Regulus dwells in these words as he waits for the knight bus, shivering from the cold December air and his lack of warm clothing. He’d have to buy some tomorrow. A plan quickly formed itself in his head - he would take the knight bus all the way to the Leaky Cauldron back in London and would wait there for the remaining two days of Christmas. From there he would find his way back to school and then… Well, he hadn’t really thought of any of that yet.
The knight bus made a quick appearance right in front of Grimmauld place, where he had been waiting for the past few minutes, and stopped. He hardly paid any attention to the weird man who welcomed him to the dirty bus (that seemed mere seconds away from completely falling apart) and offered to take care of his luggage.

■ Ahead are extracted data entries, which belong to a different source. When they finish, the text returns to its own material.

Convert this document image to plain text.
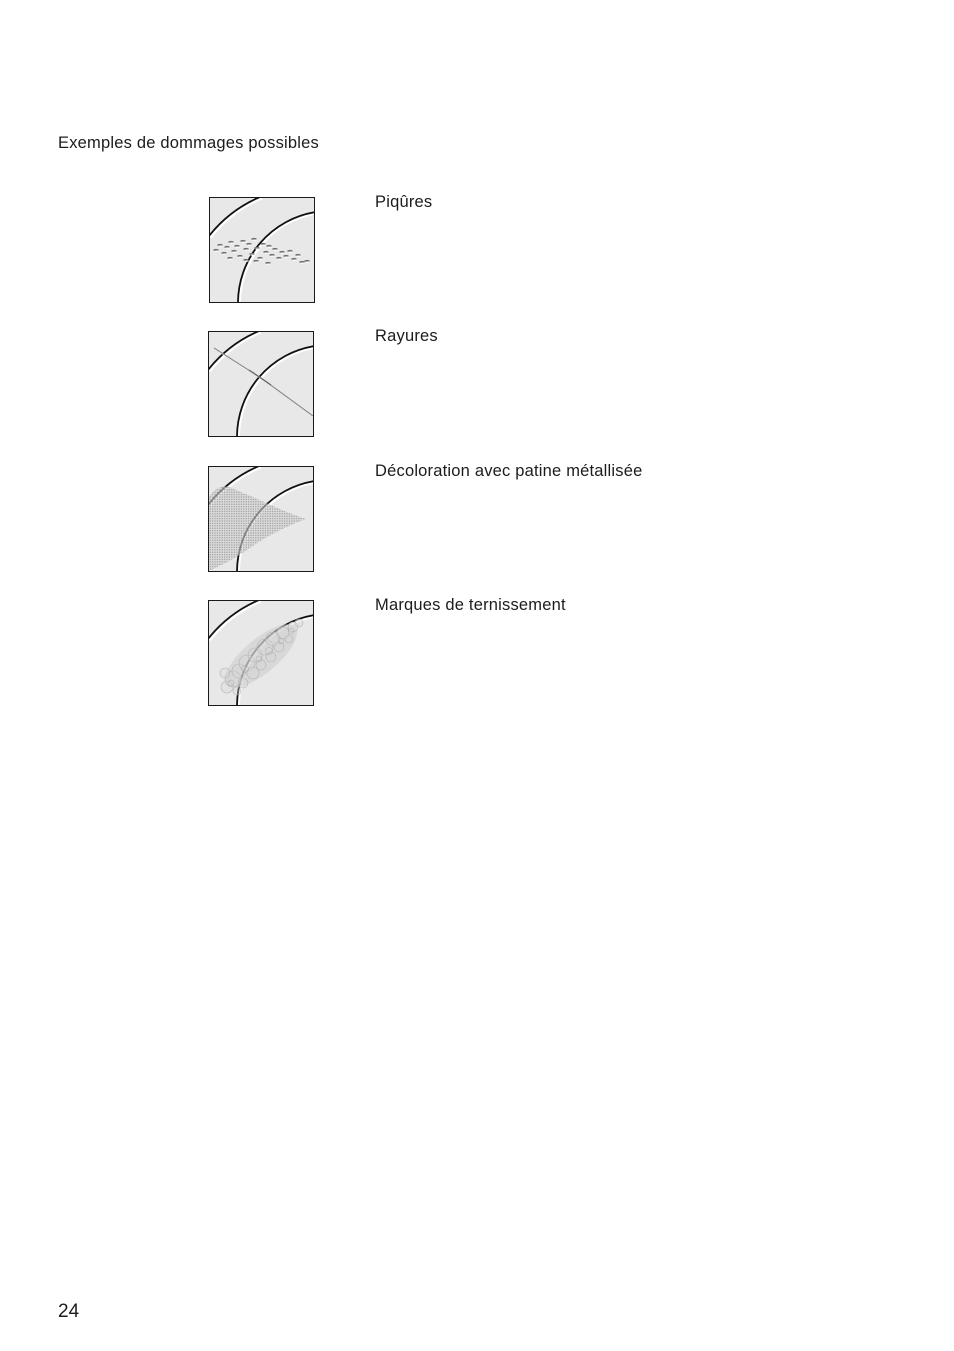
Exemples de dommages possibles

Piqûres

Rayures

Décoloration avec patine métallisée

Marques de ternissement

24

He politely refused and quickly gave the man the address and took a seat next to a soundly sleeping old man, with a very peaceful expression on his face. For a second he thought to himself that the old man might not be sleeping at all, but this trail of thought was quickly disrupted by the odd conductor.
“Hey, aren’t you that fancy Black heir or something?”
“Yes, I am”, he mumbled quickly, silently cursing himself for forgetting the veritaserum potion was still very much working.
“Well well, isn’t that somethin’. I’m Stan, by the way, Stan Shunpike. What did you say your name was?”, he asked.
“I didn’t”.
“Well, help a fellow out. Can’t expect me to know all your fancy pureblood names. Especially when you all keep marrying one another”.
The corners of his mouth twitched in a small smile. On any other day he would have found that joke incredibly dull, but today of all days it seemed oddly fitting.
“Regulus. Regulus Black”.
“Well, M. Black, what are you doing here on this chilly Christmas evening? I’d expect a fancy pureblood bloke like you would have places to be”.
Well, what’s the harm, he thought - the news would clearly be all over the papers the very next day. He could practically see the headlines. Regulus Black, heir to the noble and most ancient house of Black has been disowned for being bent.
Jesus Christ.
“Normally I would have”, he said while carefully considering his usage of words to not reveal too much to this clearly very chatty bloke, “Got kicked out”.
“Oh, bugger”.
“Bugger indeed”.
Stan humed.
“Say, didn’t you have a brother that was also kicked out? I could’ve sworn I saw something like that in the paper a few months ago. Had the same last name and looked an awful lot like you”.
The calming feeling of the veritaserum has been lifted. He was so used to it by now that he could feel the changes in his body. His mother must’ve put a very small amount of the potion in his tea for it to last for a short period of time like this. It couldn’t have been more than a few hours since he drank it. She must not have wanted him to go around telling anyone who dared to ask what happened for him to be staying out on the street like this. Clever, he thought bitterly.
“I have no idea what you’re talking about,” he replied coldly, relieved that he didn’t feel the annoying urge to answer every question pointed at him.
“Odd. Could’ve sworn you two were twins”.